Type 2 diabetes is traditionally considered to be a progressive disease. It works like this. As we all know, we must eat food for energy. Unfortunately, people with diabetes have a problem getting the energy from food into the muscles and organs that depend on that energy to work properly. In all people, with or without diabetes, the food we eat is digested and absorbed into the blood stream, causing the blood sugar level to rise. The cells of our body tissues, especially cells in muscles and organs, are designed to use that sugar for energy, and our cells have a specific way to let that sugar in. The cells of our bodies require INSULIN, a hormone made by the pancreas organ and secreted into the blood stream, to get the sugar from the blood stream through the cell surface membrane, to the inside of the cells where the sugar can be used for energy. In normal healthy people, the insulin hormone attaches to the surface of cells in a manner that is analogous to a key unlocking a door to let the sugar into the cell. In contrast, in people with type 2 diabetes, the cells do not recognize the insulin properly, and the sugar doesn’t get into the cells very efficiently, like a door with a blocked up keyhole. The sugar can’t get into the cells very efficiently, resulting in high blood sugar levels.

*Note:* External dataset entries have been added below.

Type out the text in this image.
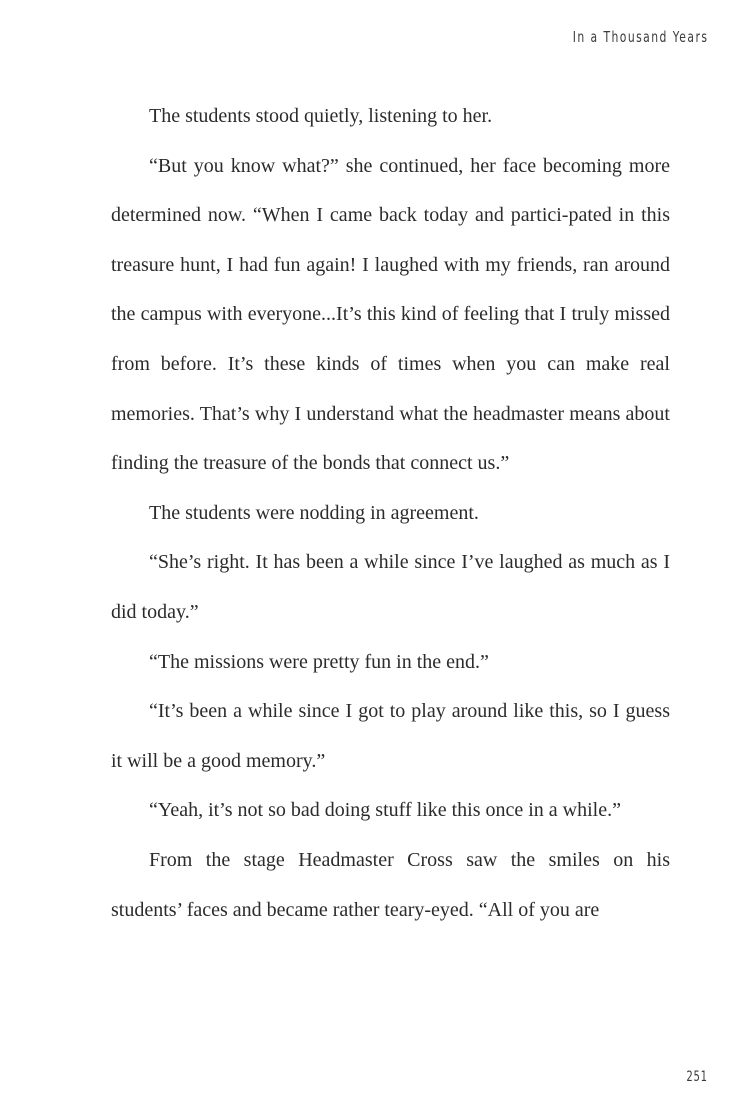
In a Thousand Years

The students stood quietly, listening to her.

“But you know what?” she continued, her face becoming more determined now. “When I came back today and partici-pated in this treasure hunt, I had fun again! I laughed with my friends, ran around the campus with everyone...It’s this kind of feeling that I truly missed from before. It’s these kinds of times when you can make real memories. That’s why I understand what the headmaster means about finding the treasure of the bonds that connect us.”

The students were nodding in agreement.

“She’s right. It has been a while since I’ve laughed as much as I did today.”

“The missions were pretty fun in the end.”

“It’s been a while since I got to play around like this, so I guess it will be a good memory.”

“Yeah, it’s not so bad doing stuff like this once in a while.”

From the stage Headmaster Cross saw the smiles on his students’ faces and became rather teary-eyed. “All of you are

251
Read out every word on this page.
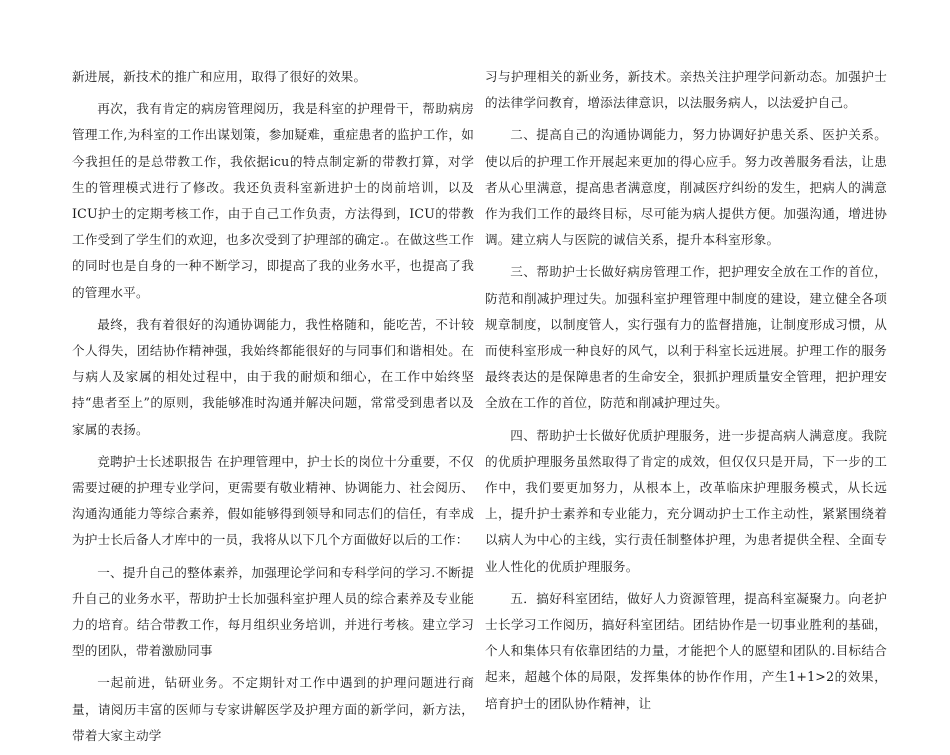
新进展，新技术的推广和应用，取得了很好的效果。

再次，我有肯定的病房管理阅历，我是科室的护理骨干，帮助病房管理工作,为科室的工作出谋划策，参加疑难，重症患者的监护工作，如今我担任的是总带教工作，我依据icu的特点制定新的带教打算，对学生的管理模式进行了修改。我还负责科室新进护士的岗前培训，以及ICU护士的定期考核工作，由于自己工作负责，方法得到，ICU的带教工作受到了学生们的欢迎，也多次受到了护理部的确定.。在做这些工作的同时也是自身的一种不断学习，即提高了我的业务水平，也提高了我的管理水平。

最终，我有着很好的沟通协调能力，我性格随和，能吃苦，不计较个人得失，团结协作精神强，我始终都能很好的与同事们和谐相处。在与病人及家属的相处过程中，由于我的耐烦和细心，在工作中始终坚持“患者至上”的原则，我能够准时沟通并解决问题，常常受到患者以及家属的表扬。

竞聘护士长述职报告 在护理管理中，护士长的岗位十分重要，不仅需要过硬的护理专业学问，更需要有敬业精神、协调能力、社会阅历、沟通沟通能力等综合素养，假如能够得到领导和同志们的信任，有幸成为护士长后备人才库中的一员，我将从以下几个方面做好以后的工作：

一、提升自己的整体素养，加强理论学问和专科学问的学习.不断提升自己的业务水平，帮助护士长加强科室护理人员的综合素养及专业能力的培育。结合带教工作，每月组织业务培训，并进行考核。建立学习型的团队，带着激励同事

一起前进，钻研业务。不定期针对工作中遇到的护理问题进行商量，请阅历丰富的医师与专家讲解医学及护理方面的新学问，新方法，带着大家主动学

习与护理相关的新业务，新技术。亲热关注护理学问新动态。加强护士的法律学问教育，增添法律意识，以法服务病人，以法爱护自己。

二、提高自己的沟通协调能力，努力协调好护患关系、医护关系。使以后的护理工作开展起来更加的得心应手。努力改善服务看法，让患者从心里满意，提高患者满意度，削减医疗纠纷的发生，把病人的满意作为我们工作的最终目标，尽可能为病人提供方便。加强沟通，增进协调。建立病人与医院的诚信关系，提升本科室形象。

三、帮助护士长做好病房管理工作，把护理安全放在工作的首位，防范和削减护理过失。加强科室护理管理中制度的建设，建立健全各项规章制度，以制度管人，实行强有力的监督措施，让制度形成习惯，从而使科室形成一种良好的风气，以利于科室长远进展。护理工作的服务最终表达的是保障患者的生命安全，狠抓护理质量安全管理，把护理安全放在工作的首位，防范和削减护理过失。

四、帮助护士长做好优质护理服务，进一步提高病人满意度。我院的优质护理服务虽然取得了肯定的成效，但仅仅只是开局，下一步的工作中，我们要更加努力，从根本上，改革临床护理服务模式，从长远上，提升护士素养和专业能力，充分调动护士工作主动性，紧紧围绕着以病人为中心的主线，实行责任制整体护理，为患者提供全程、全面专业人性化的优质护理服务。

五．搞好科室团结，做好人力资源管理，提高科室凝聚力。向老护士长学习工作阅历，搞好科室团结。团结协作是一切事业胜利的基础，个人和集体只有依靠团结的力量，才能把个人的愿望和团队的.目标结合起来，超越个体的局限，发挥集体的协作作用，产生1+1>2的效果，培育护士的团队协作精神，让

Why is the keyhole blocked up? In other words, why don’t the cells recognize the insulin? This is what we call INSULIN RESISTANCE, which results from a combination of unhealthy eating, excess body fat, lack of exercise, and genetic predisposition. For example, being overweight or obese leads to excess fat levels in the blood and in the muscles and organs, that “jams the keyholes” or causes the cell surfaces to recognize insulin less efficiently.

In the face of insulin resistance, the body makes MORE insulin hormone. The pancreas organ makes twice as much insulin as normal, in order to get the sugar from the blood into the cells. Many overweight people live their full lives with high insulin levels and do not develop type 2 diabetes. Others may seem healthy for 10 or 20 or even 50 years with increased insulin levels before developing diabetes. In fact, a person does not develop type 2 diabetes unless the pancreas becomes so overworked, that it cannot continue to do “double duty”, and can no longer make so much extra insulin. Only then does the blood sugar level start to rise abnormally, in which case we recognize this as PREDIABETES. Over time, as the insulin-producing cells of the pancreas continue to wear out, the blood sugar levels rise further and we recognize this as type 2 diabetes. Therefore it is the COMBINATION of insulin resistance PLUS the weakened ability to make excess insulin that leads to type 2 diabetes.

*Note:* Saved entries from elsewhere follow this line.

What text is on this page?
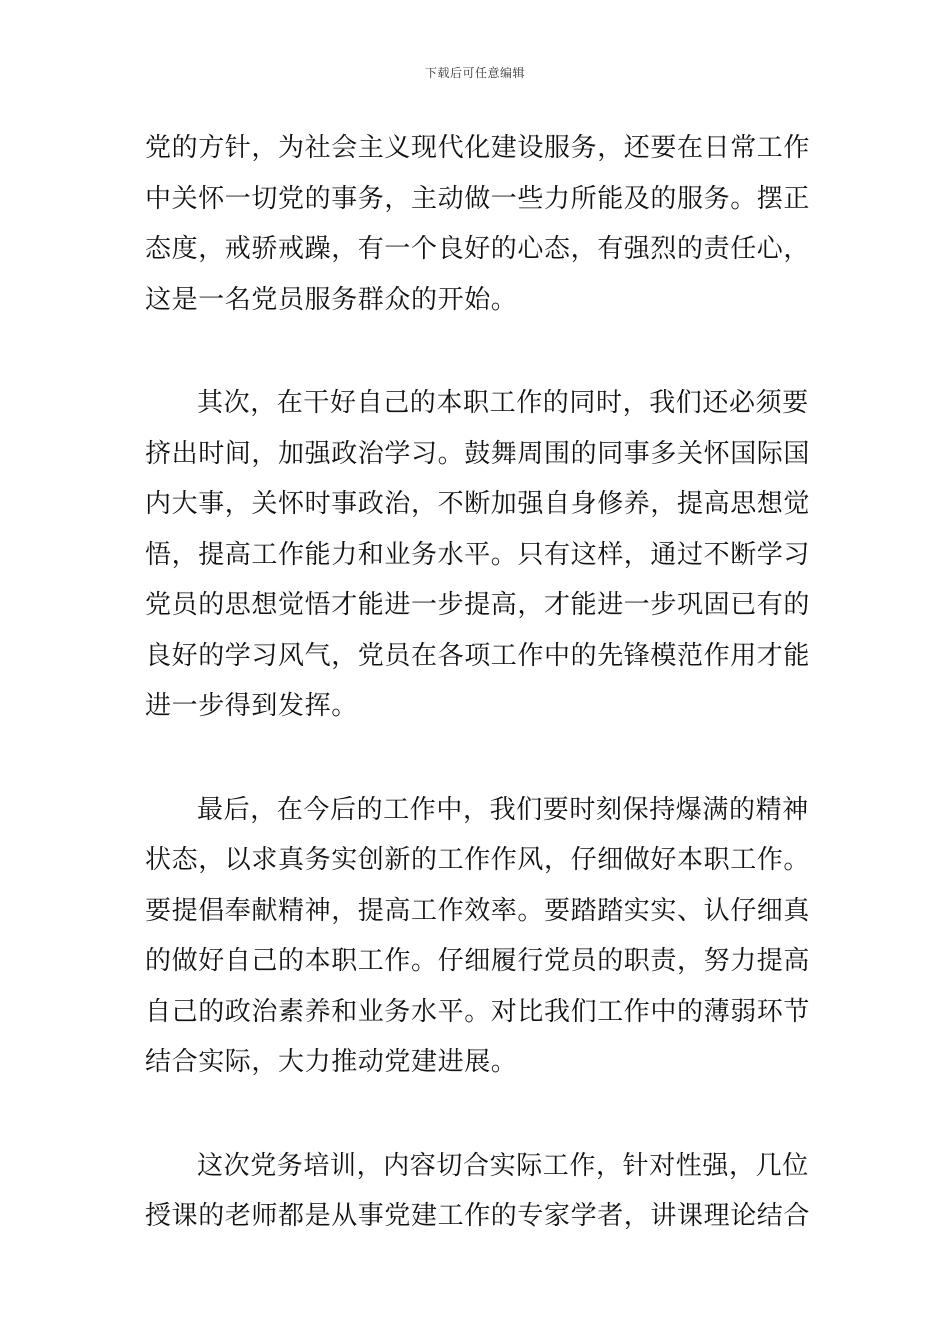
下载后可任意编辑

党的方针，为社会主义现代化建设服务，还要在日常工作
中关怀一切党的事务，主动做一些力所能及的服务。摆正
态度，戒骄戒躁，有一个良好的心态，有强烈的责任心，
这是一名党员服务群众的开始。

其次，在干好自己的本职工作的同时，我们还必须要
挤出时间，加强政治学习。鼓舞周围的同事多关怀国际国
内大事，关怀时事政治，不断加强自身修养，提高思想觉
悟，提高工作能力和业务水平。只有这样，通过不断学习
党员的思想觉悟才能进一步提高，才能进一步巩固已有的
良好的学习风气，党员在各项工作中的先锋模范作用才能
进一步得到发挥。

最后，在今后的工作中，我们要时刻保持爆满的精神
状态，以求真务实创新的工作作风，仔细做好本职工作。
要提倡奉献精神，提高工作效率。要踏踏实实、认仔细真
的做好自己的本职工作。仔细履行党员的职责，努力提高
自己的政治素养和业务水平。对比我们工作中的薄弱环节
结合实际，大力推动党建进展。

这次党务培训，内容切合实际工作，针对性强，几位
授课的老师都是从事党建工作的专家学者，讲课理论结合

Why does the pancreas, or the insulin-producing cells of the pancreas, weaken in some people faster than in others? Scientists are working hard to learn more about this, but in fact we don’t have a good enough understanding for me to propose a satisfactory answer. The simplistic answer is that some people just have better luck than others. It is common to see individual differences in the way an organ or body part responds to overuse. For example, some people exposed to lots of noise eventually need hearing aids, others never do. Some joggers eventually get bad knees, others do not. Excess alcohol over many years sometimes causes severe liver disease, sometimes it doesn’t. These differences are often genetic, but may also depend on the presence or absence of other environmental factors that we often just don’t recognize.

DIABETES REVERSAL is about reversing the underlying insulin resistance and strengthening the insulin-producing cells of the pancreas, aiming to normalize the blood sugar levels without diabetes medication. In future postings I’ll explain more about this.